When I speak "Hard", however, I mean this as in, Dark souls or Hotline, "Hard", and modern Zelda, or whatever would be "Easy"
at the same time, I will say though, hard games that are also [U]well designed[/U] and fair are far superior than easier games, but making a game that's hard AND balanced is tough as piss. Dark Souls and witcher 3 are definitely two games that are hard but absolutely far from unfair (generally).
[QUOTE=Mister Sandman;48741001]I think guidelines is a better term than rules, and you can debate those guidelines at that. You can debate me that a challenging game is inherently better, I just think I would 'win' that debate.[/QUOTE]
That just sounds silly, people don't play games because games are hard, they play them because they're FUN.
this is why Nintendo's games top sales list so heavily. Zelda is far from a hard game, or at least these days it isn't, hell, if I may say, it's 1/5th as hard as souls. But people love Zelda because it's exciting and astounding.
at the same time, still a huge market for people that like games that are unbelievably unforgiving.
[QUOTE=Mister Sandman;48741001]
And when you can puke on a painting and make money off it, you can make a hard game and make money off it.[/QUOTE]
there is a market for hard games and easy games. Different people play different difficulties. I find harder games to be superior, but I end up playing more 'easy' games anyways
[QUOTE=J!NX;48740830]tbh games can't be compared to art because there are no rules to making art, and there are no rules to making a video game. the difference however is that [B][U][I]video games have objectivity and film and art does not.[/I][/U][/B] You can make an objectively good or bad game, or an objectively bad level, but there is still plenty of subjectivity to go around in games.[/QUOTE]

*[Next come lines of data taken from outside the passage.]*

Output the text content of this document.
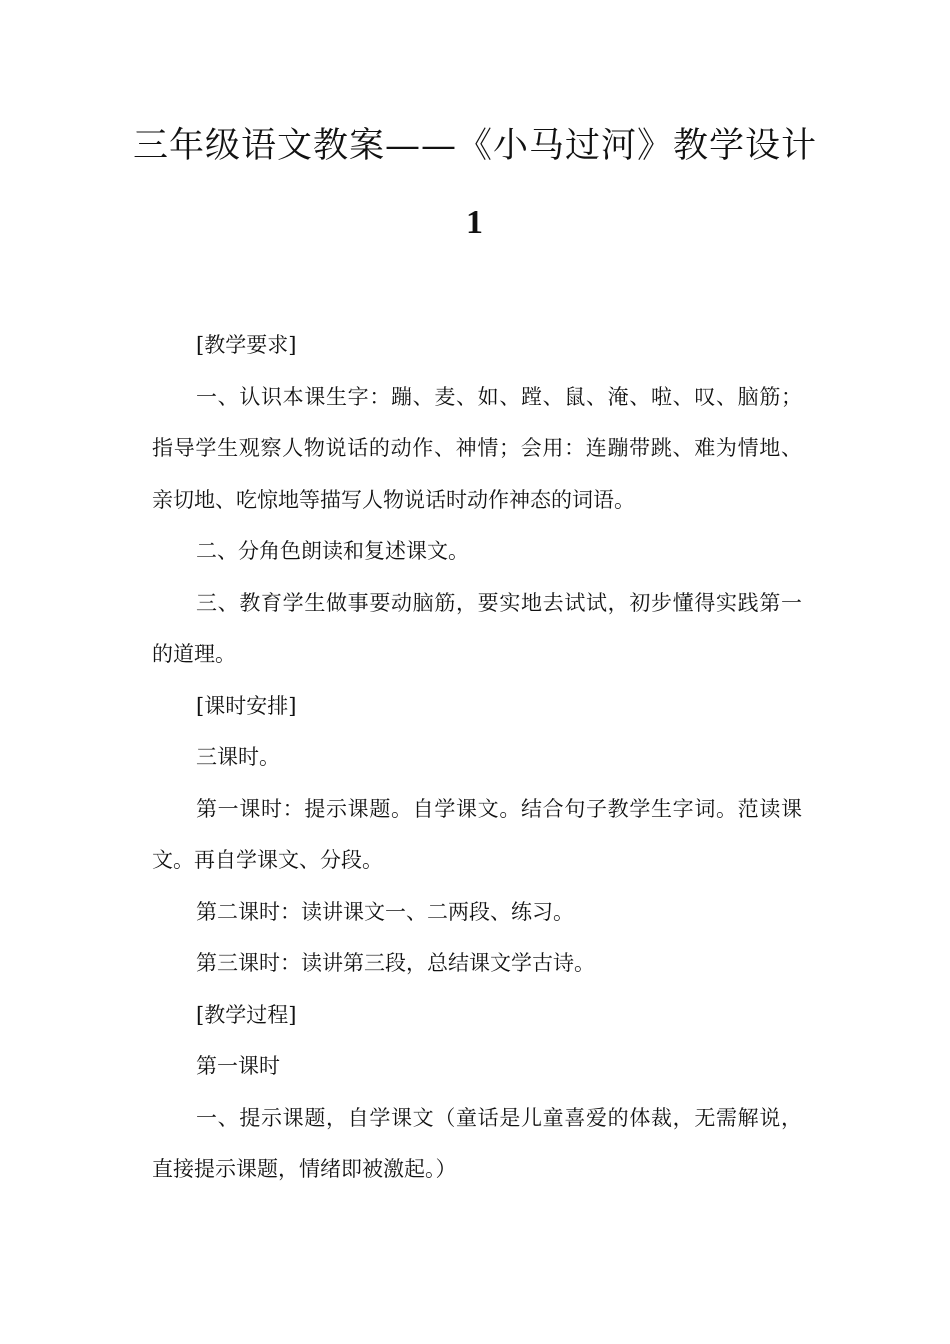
三年级语文教案——《小马过河》教学设计
1

[教学要求]

一、认识本课生字：蹦、麦、如、蹚、鼠、淹、啦、叹、脑筋；指导学生观察人物说话的动作、神情；会用：连蹦带跳、难为情地、亲切地、吃惊地等描写人物说话时动作神态的词语。

二、分角色朗读和复述课文。

三、教育学生做事要动脑筋，要实地去试试，初步懂得实践第一的道理。

[课时安排]

三课时。

第一课时：提示课题。自学课文。结合句子教学生字词。范读课文。再自学课文、分段。

第二课时：读讲课文一、二两段、练习。

第三课时：读讲第三段，总结课文学古诗。

[教学过程]

第一课时

一、提示课题，自学课文（童话是儿童喜爱的体裁，无需解说，直接提示课题，情绪即被激起。）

Someone hasn't seen The Room :v:
[QUOTE=Minelayer;48743127]Someone hasn't seen The Room :v:[/QUOTE]
but the room is a genius comedy
god forbid maybe we wait till the game comes out to actually see if dogmeat dies or not
Dogmeat could never die, anyways.
Whenever he died, I would just harvest his dog meat and move on.
what if he died but you could get a new dog from some breeders in a certain town and start all over?
that would actually be pretty sweet. If your dog dies, the new one doesn't know all the previous training so you have to retrain them, maybe?
that and there could be a wait time, it could also cost bottle caps every time.
The day when I get a companion that can handle itself without it being completely OP is the day that I wont reload a save when they die. Also until that day I am fine with companions like dogmeat are unkillable.
Its really stupid when a game punishes you when really you havent fucked up, I think that your companions should only have to die in situations where you made a bad decision so they deserve to die.
[t]https://s3.amazonaws.com/AZComics/comic348.png[/t]
I think this comic explains why I'm ok with Dogmeat getting godmode for FO4.